“I just wanna be your dog” sang David Bowie bei den Stooges schon Ende der 60er. Das größte Glück des Liebenden ist es, ein Hund zu sein. Oder etwa nicht? In ihrer Novelle Ich will kein Hund sein stellt die niederländische Schriftstellerin Alma Mathijsen ein literarisches Gedankenexperiment an, das der hündischen Sehnsucht im Menschen nachspürt. Dafür lässt sie ihre Protagonistin, die nur unter dem Kosenamen Flauf auftritt, ganz wörtlich zum Hund werden. Denn was soll Mensch auch tun, wenn der entsetzliche Liebeskummer vermeintlich nur noch zwei Optionen erkennen lässt: Suizid oder Tierwerdung? Es ist die kuriose und dabei furchtbar ehrliche Geschichte einer versuchten Selbstrettung, ein modernes Märchen von der verzweifelten Suche nach dem bisschen Glück, von dem man sich so gerne einredet, dass es reichen würde.
Anders, als der Klappentext es verspricht, ist Ich will kein Hund sein zwar eine tragische Geschichte, aber selten eine komische.

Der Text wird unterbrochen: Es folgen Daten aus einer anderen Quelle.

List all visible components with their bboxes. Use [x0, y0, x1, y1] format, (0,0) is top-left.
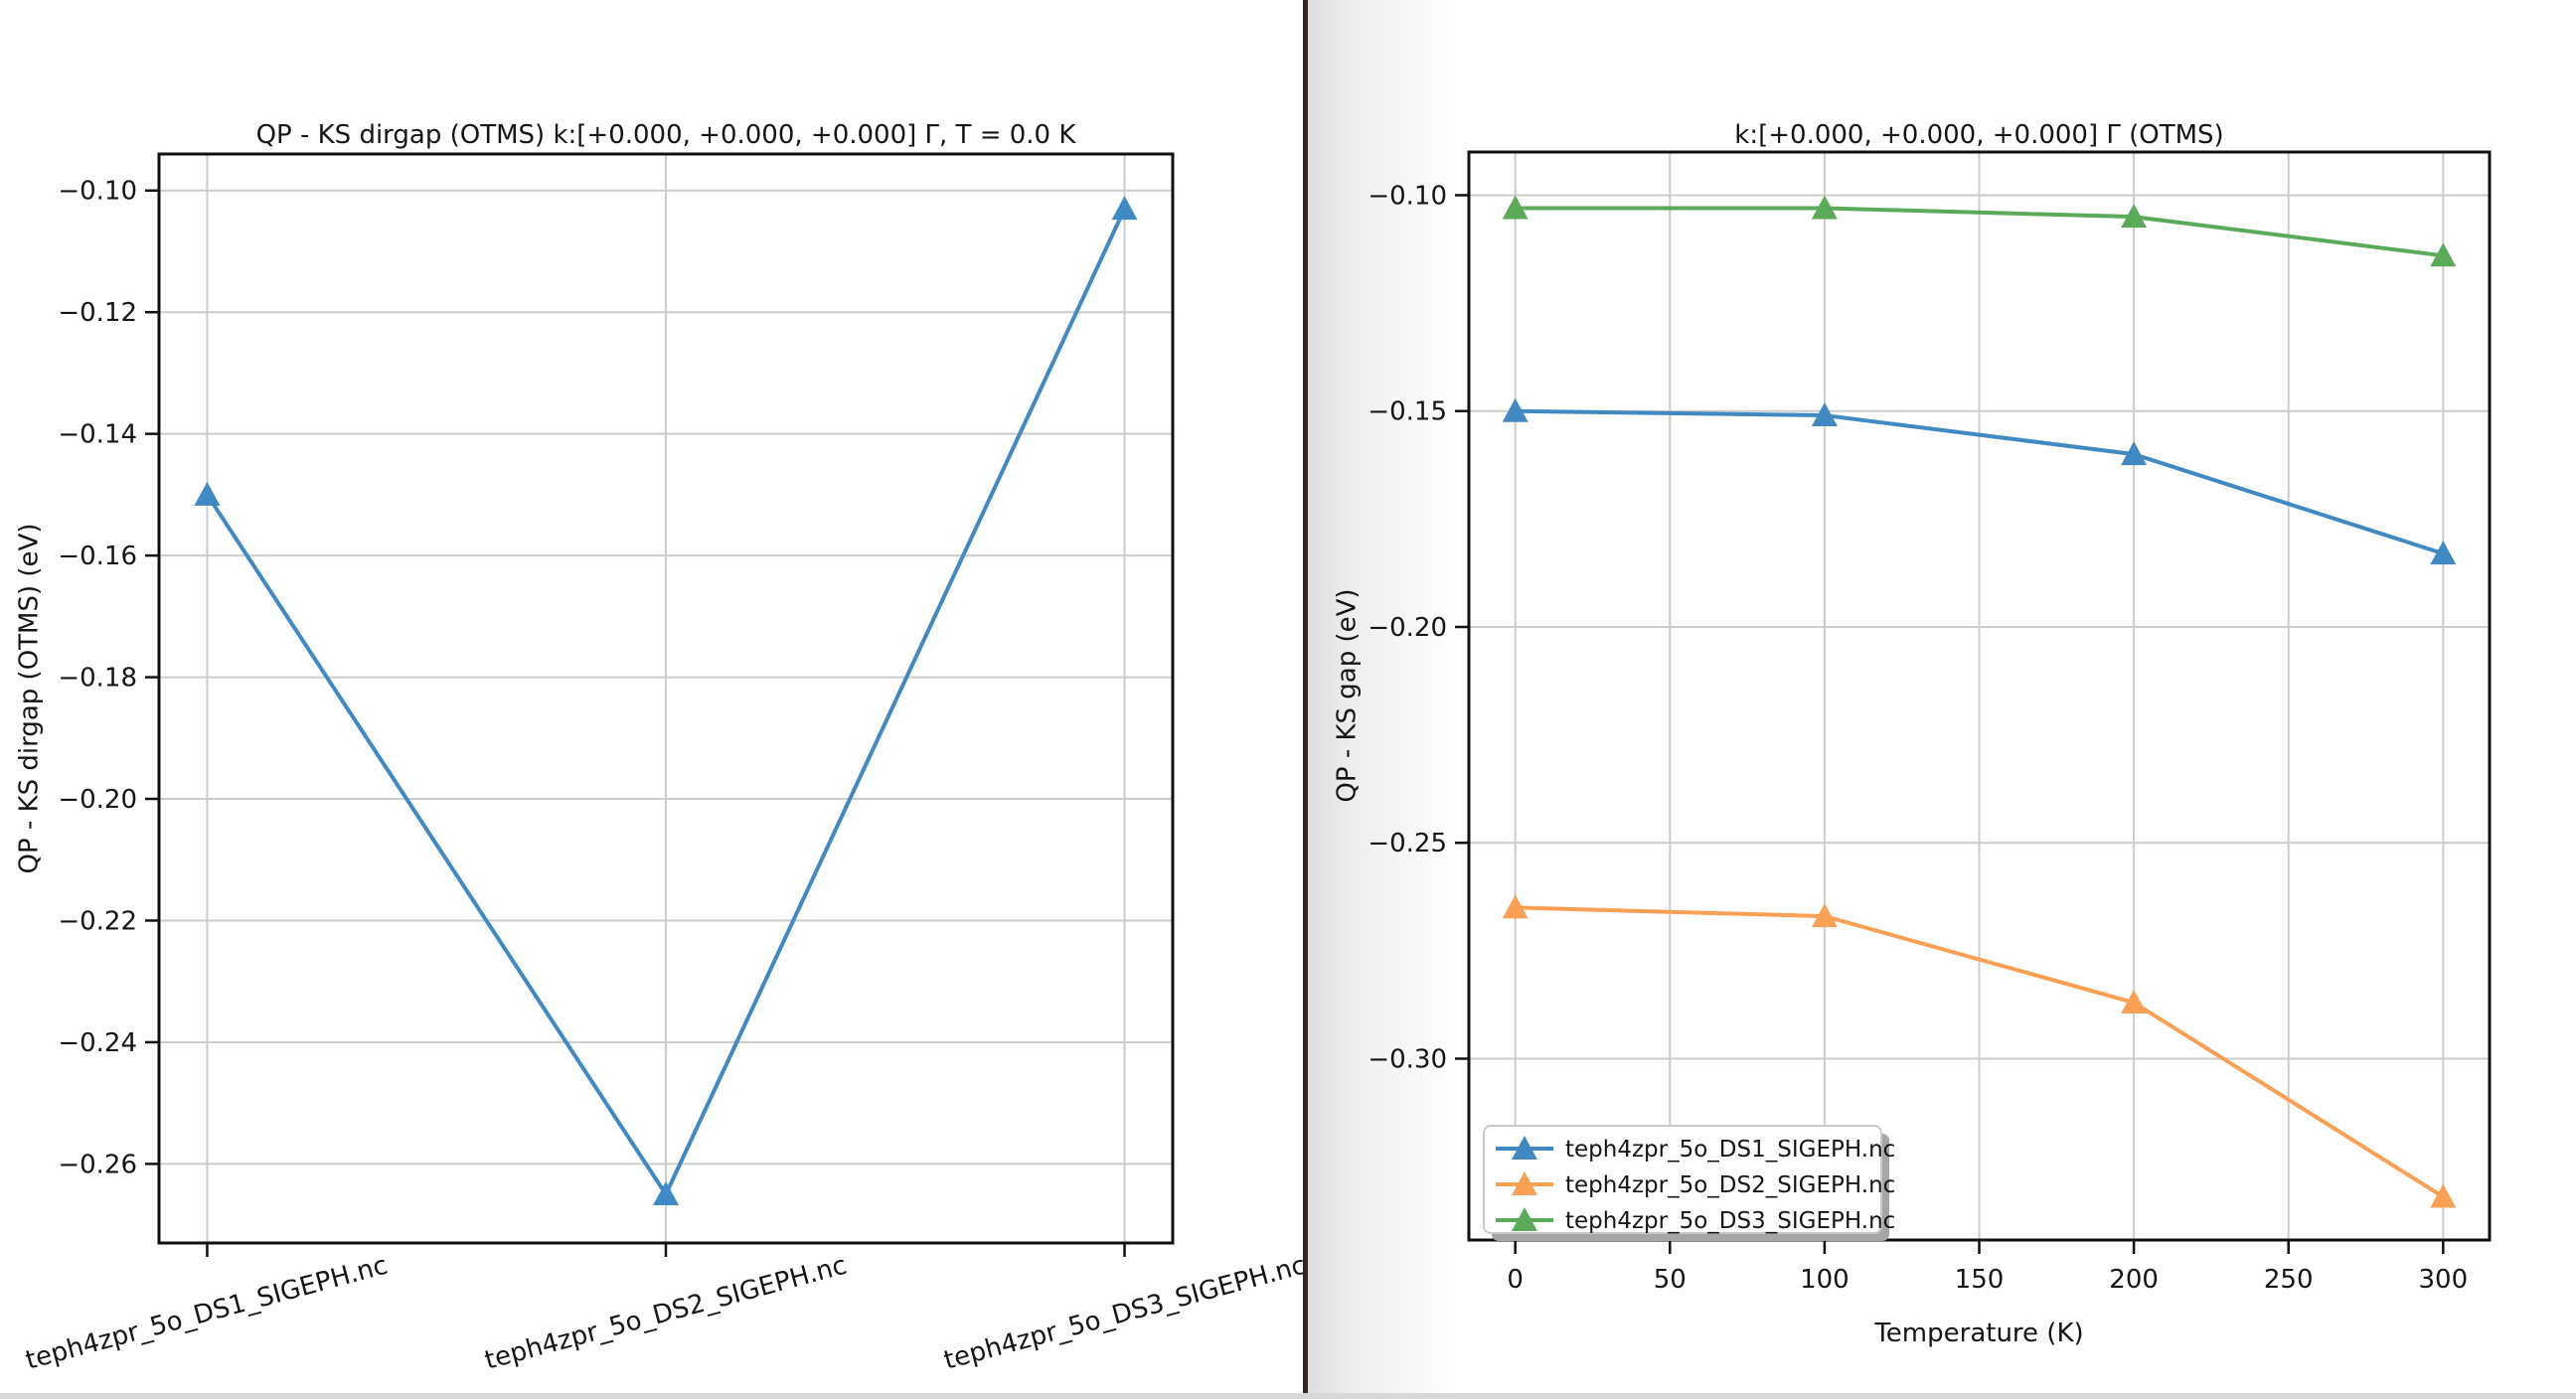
series-line-0 [1515, 408, 2444, 556]
svg-text:−0.15: −0.15 [1368, 397, 1447, 427]
series-markers-2 [1502, 195, 2457, 267]
right-chart-xlabel: Temperature (K) [1874, 1319, 2084, 1348]
window-divider [1303, 0, 1308, 1399]
svg-text:−0.22: −0.22 [58, 906, 137, 936]
right-figure-panel: −0.10 −0.15 −0.20 −0.25 −0.30 0 50 100 150 200 250… [1308, 0, 2576, 1399]
left-chart-ylabel: QP - KS dirgap (OTMS) (eV) [14, 523, 45, 874]
svg-text:0: 0 [1507, 1265, 1524, 1295]
svg-text:200: 200 [2109, 1265, 2159, 1295]
svg-text:300: 300 [2418, 1265, 2468, 1295]
series-markers-0 [1502, 397, 2457, 565]
svg-text:−0.14: −0.14 [58, 420, 137, 450]
tick-labels: −0.10 −0.12 −0.14 −0.16 −0.18 −0.20 −0.22 −0.24… [58, 177, 137, 1180]
left-chart-title: QP - KS dirgap (OTMS) k:[+0.000, +0.000,… [255, 120, 1076, 150]
svg-text:−0.10: −0.10 [58, 177, 137, 207]
svg-text:−0.20: −0.20 [1368, 613, 1447, 643]
series-markers-1 [1502, 894, 2457, 1208]
tick-labels: −0.10 −0.15 −0.20 −0.25 −0.30 0 50 100 150 200 250… [1368, 181, 2468, 1295]
svg-text:−0.24: −0.24 [58, 1028, 137, 1058]
series-line-1 [1515, 905, 2445, 1199]
series-line-2 [1515, 206, 2444, 258]
series-markers-0 [194, 196, 1138, 1206]
svg-text:150: 150 [1955, 1265, 2005, 1295]
svg-text:−0.18: −0.18 [58, 664, 137, 694]
svg-text:250: 250 [2264, 1265, 2314, 1295]
left-chart-svg: −0.10 −0.12 −0.14 −0.16 −0.18 −0.20 −0.22 −0.24… [58, 152, 1175, 1257]
gridlines [1469, 152, 2490, 1240]
right-chart-title: k:[+0.000, +0.000, +0.000] Γ (OTMS) [1734, 120, 2224, 150]
svg-text:−0.30: −0.30 [1368, 1045, 1447, 1075]
svg-text:teph4zpr_5o_DS1_SIGEPH.nc: teph4zpr_5o_DS1_SIGEPH.nc [1565, 1137, 1895, 1163]
svg-text:−0.25: −0.25 [1368, 829, 1447, 858]
axes-spines [157, 152, 1175, 1245]
svg-text:−0.10: −0.10 [1368, 181, 1447, 211]
tick-marks [145, 189, 1126, 1257]
svg-text:100: 100 [1800, 1265, 1850, 1295]
svg-text:−0.16: −0.16 [58, 542, 137, 571]
left-figure-panel: −0.10 −0.12 −0.14 −0.16 −0.18 −0.20 −0.22 −0.24… [14, 120, 1310, 1376]
svg-text:−0.12: −0.12 [58, 298, 137, 328]
right-chart-svg: −0.10 −0.15 −0.20 −0.25 −0.30 0 50 100 150 200 250… [1368, 150, 2492, 1295]
svg-text:teph4zpr_5o_DS2_SIGEPH.nc: teph4zpr_5o_DS2_SIGEPH.nc [1565, 1172, 1895, 1198]
legend: teph4zpr_5o_DS1_SIGEPH.nc teph4zpr_5o_DS2… [1483, 1125, 1895, 1241]
gridlines [159, 154, 1173, 1243]
svg-text:50: 50 [1654, 1265, 1687, 1295]
tick-marks [1455, 194, 2445, 1254]
right-chart-ylabel: QP - KS gap (eV) [1332, 588, 1363, 803]
window-bottom-edge [0, 1393, 2576, 1399]
svg-text:−0.20: −0.20 [58, 785, 137, 815]
axes-spines [1467, 150, 2492, 1242]
svg-text:−0.26: −0.26 [58, 1150, 137, 1179]
svg-text:teph4zpr_5o_DS3_SIGEPH.nc: teph4zpr_5o_DS3_SIGEPH.nc [1565, 1208, 1895, 1234]
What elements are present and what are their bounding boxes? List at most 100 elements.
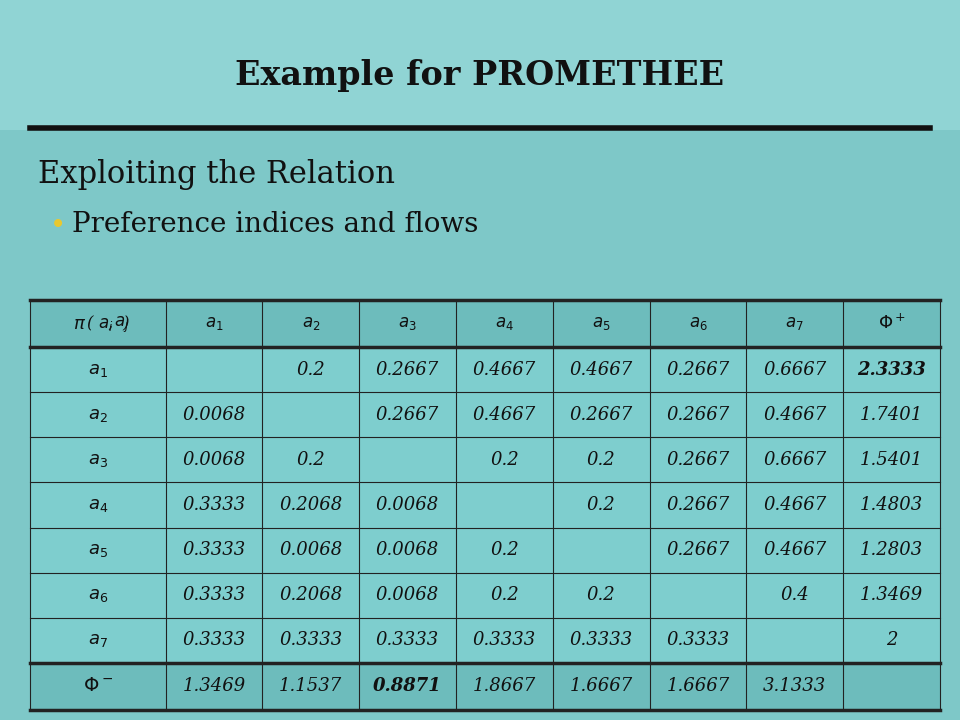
- Text: 0.3333: 0.3333: [666, 631, 730, 649]
- Bar: [262, 482, 359, 528]
- Text: 0.0068: 0.0068: [182, 406, 246, 424]
- Text: $a_j$: $a_j$: [114, 315, 130, 335]
- Text: 0.3333: 0.3333: [182, 586, 246, 604]
- Text: $a_4$: $a_4$: [87, 496, 108, 514]
- Text: Example for PROMETHEE: Example for PROMETHEE: [235, 58, 725, 91]
- Bar: [456, 618, 553, 663]
- Text: 0.2068: 0.2068: [279, 496, 343, 514]
- Text: 0.0068: 0.0068: [376, 586, 439, 604]
- Bar: [746, 618, 843, 663]
- Bar: [746, 482, 843, 528]
- Bar: [843, 392, 940, 437]
- Text: Exploiting the Relation: Exploiting the Relation: [38, 160, 395, 191]
- Text: 0.4667: 0.4667: [763, 496, 827, 514]
- Bar: [746, 392, 843, 437]
- Text: $a_3$: $a_3$: [398, 315, 417, 332]
- Bar: [359, 300, 456, 347]
- Bar: [746, 572, 843, 618]
- Text: 0.0068: 0.0068: [182, 451, 246, 469]
- Text: $a_5$: $a_5$: [592, 315, 611, 332]
- Text: 0.2667: 0.2667: [376, 406, 439, 424]
- Bar: [359, 572, 456, 618]
- Bar: [456, 392, 553, 437]
- Bar: [359, 528, 456, 572]
- Bar: [843, 572, 940, 618]
- Text: 3.1333: 3.1333: [763, 678, 827, 696]
- Bar: [165, 437, 262, 482]
- Bar: [553, 663, 650, 710]
- Text: 1.1537: 1.1537: [279, 678, 343, 696]
- Text: 0.4667: 0.4667: [763, 541, 827, 559]
- Bar: [843, 300, 940, 347]
- Bar: [359, 618, 456, 663]
- Bar: [843, 482, 940, 528]
- Text: 0.4667: 0.4667: [569, 361, 633, 379]
- Bar: [30, 300, 165, 347]
- Text: 1.2803: 1.2803: [860, 541, 924, 559]
- Bar: [262, 572, 359, 618]
- Text: $a_6$: $a_6$: [87, 586, 108, 604]
- Bar: [746, 437, 843, 482]
- Text: 0.2667: 0.2667: [666, 541, 730, 559]
- Bar: [553, 437, 650, 482]
- Text: 1.3469: 1.3469: [860, 586, 924, 604]
- Text: 0.2: 0.2: [297, 451, 325, 469]
- Bar: [456, 437, 553, 482]
- Text: 2.3333: 2.3333: [857, 361, 926, 379]
- Text: 0.2: 0.2: [490, 586, 518, 604]
- Bar: [650, 437, 746, 482]
- Text: 0.4667: 0.4667: [472, 361, 536, 379]
- Bar: [456, 572, 553, 618]
- Bar: [843, 528, 940, 572]
- Bar: [30, 392, 165, 437]
- Bar: [650, 300, 746, 347]
- Text: 0.6667: 0.6667: [763, 451, 827, 469]
- Bar: [30, 437, 165, 482]
- Text: $a_5$: $a_5$: [87, 541, 108, 559]
- Text: $a_3$: $a_3$: [87, 451, 108, 469]
- Bar: [262, 528, 359, 572]
- Bar: [30, 618, 165, 663]
- Bar: [746, 347, 843, 392]
- Text: 0.0068: 0.0068: [376, 496, 439, 514]
- Text: 0.2: 0.2: [490, 541, 518, 559]
- Bar: [650, 392, 746, 437]
- Bar: [650, 482, 746, 528]
- Bar: [165, 482, 262, 528]
- Text: $a_2$: $a_2$: [301, 315, 320, 332]
- Text: 0.2: 0.2: [490, 451, 518, 469]
- Text: Preference indices and flows: Preference indices and flows: [72, 212, 478, 238]
- Text: 0.2667: 0.2667: [666, 451, 730, 469]
- Text: 0.8871: 0.8871: [373, 678, 442, 696]
- Bar: [30, 482, 165, 528]
- Bar: [262, 347, 359, 392]
- Bar: [359, 482, 456, 528]
- Bar: [456, 528, 553, 572]
- Bar: [359, 347, 456, 392]
- Text: 1.6667: 1.6667: [569, 678, 633, 696]
- Text: 1.4803: 1.4803: [860, 496, 924, 514]
- Bar: [746, 528, 843, 572]
- Bar: [165, 663, 262, 710]
- Bar: [650, 528, 746, 572]
- Bar: [262, 300, 359, 347]
- Bar: [359, 663, 456, 710]
- Text: 0.3333: 0.3333: [569, 631, 633, 649]
- Text: 0.3333: 0.3333: [182, 631, 246, 649]
- Bar: [456, 663, 553, 710]
- Bar: [553, 347, 650, 392]
- Bar: [165, 572, 262, 618]
- Text: $a_2$: $a_2$: [88, 406, 108, 424]
- Text: 0.2667: 0.2667: [666, 496, 730, 514]
- Text: 0.3333: 0.3333: [182, 496, 246, 514]
- Bar: [553, 572, 650, 618]
- Text: 0.2: 0.2: [297, 361, 325, 379]
- Text: ): ): [123, 315, 129, 332]
- Text: 0.4667: 0.4667: [472, 406, 536, 424]
- Text: 1.8667: 1.8667: [472, 678, 536, 696]
- Bar: [30, 663, 165, 710]
- Text: 1.6667: 1.6667: [666, 678, 730, 696]
- Bar: [262, 663, 359, 710]
- Text: 0.3333: 0.3333: [472, 631, 536, 649]
- Bar: [165, 300, 262, 347]
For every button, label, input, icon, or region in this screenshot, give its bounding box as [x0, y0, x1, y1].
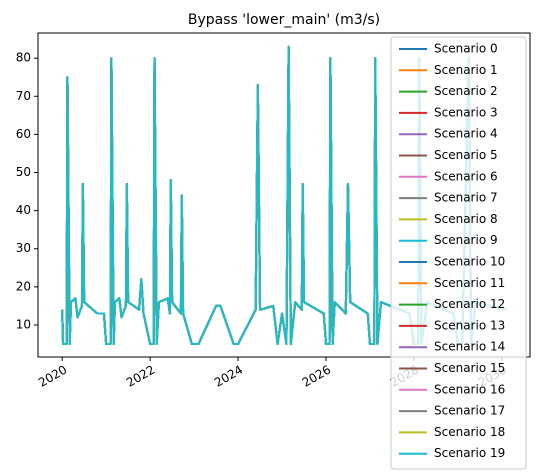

Von Anfang an ist die Erzählperspektive an die Protagonistin gebunden, die abwechselnd in der trostlosen Gegenwart oder der schmerzhaften Vergangenheit versinkt. Erzählerisch wird keine Distanz zur Figur aufgebaut und damit auch jede (Selbst-)Ironie unterbunden. Der Fluchtpunkt aller Reflexionen ist die verlorene Liebe, die mit viel Ernst und Pathos beschworen wird; die unfreiwillige Komik des absurden Leidens bleibt von der Erzählerin dagegen unerkannt. Auch andere Figuren brechen diese Monoperspektive nicht auf: Abgesehen von den Getrennten gibt es nur die junge und unerfahrene Nico, die Flaufs Gefühle nicht nachempfinden kann, aber auch keine Gegenperspektive zu bieten hat, und Gerard, der Flauf in ihrer Leidenshaltung unterstützt und einen klassisch-romantischen Tod an gebrochenem Herzen stirbt.
Viele Gelegenheiten, dem Tragischen das Komische entgegenzuhalten, bleiben daher ungenutzt. Auf einer inszenierten Beerdigung etwa tragen Flauf und eine Freundin ihre verlorene Liebe symbolisch zu Grabe. Dass es sich dabei um das Verscharren benutzter Taschentücher in einem öffentlichen Park handelt, hätte nur eine gewisse erzählerische Distanz zu den Figuren in seiner ganzen Situationskomik erfassen können. Doch die Erzählinstanz bleibt dem Todesernst der Figuren verhaftet und ergeht sich in detaillierten Beschreibungen der dramatischen Kostüme, die beide Frauen sich eigens für das Ritual und dessen obligatorische Inszenierung auf Social Media angefertigt haben.
Streiten kann man sich auch über die Sprache, die in Mathijsens Novelle meiner Meinung nach erfolglos an den inhaltlichen Ideenreichtum anzuknüpfen versucht. Wiederholt werden ganze Kapitel in einem einzelnen atemlosen Satz abgehandelt, was ohne Frage innovativ ist, aber auch an die notorischen Sprachexperimente aus der Poetry-Slam-Kunst erinnert. Selbiges gilt für den längst abgenutzten Verzicht auf Majuskeln, der in Zeiten von What’s-App-Nachrichten und Onlinekommentaren wohl niemanden mehr ernsthaft alarmiert. Dass der Exfreund nahezu permanent als impliziter Leser adressiert wird, trägt schließlich dazu bei, den theatralischen und stellenweise offen anklagenden Ton der Erzählung zu besiegeln.
Durch viele Kapitel muss man sich so regelrecht hindurchkämpfen, ehe das starke Ende mit dem ersehnten Bruch aller Heilserwartung aufwartet. Letztlich steht die Protagonistin vor verschlossenen Türen, abhängig, zutiefst verwirrt und wieder einmal allein mit der Ohnmacht ihrer Sehnsucht. In der totalen Unterwerfung unter die eigene Bedürftigkeit hat Flauf ihre menschlichen Züge verloren und damit letztlich sogar die Fähigkeit, ihren Geliebten zu verstehen. Ein ernüchterndes Bild, das die Novelle wie eine späte Antwort auf Die Geschichte der O. und alle anderen Erzählungen von der glücklichen Selbstaufgabe wirken lässt. Die Vorstellung, nicht verantwortlich sein zu müssen für Bedürfnisse, Gefühle und das eigene Leben, besitzt unfraglich einen großen Reiz für uns alle, die wir „zur Freiheit verdammt“ sind. Die größte Stärke von Ich will kein Hund sein liegt darin, uns zumindest diese Form von Sehnsucht auszutreiben.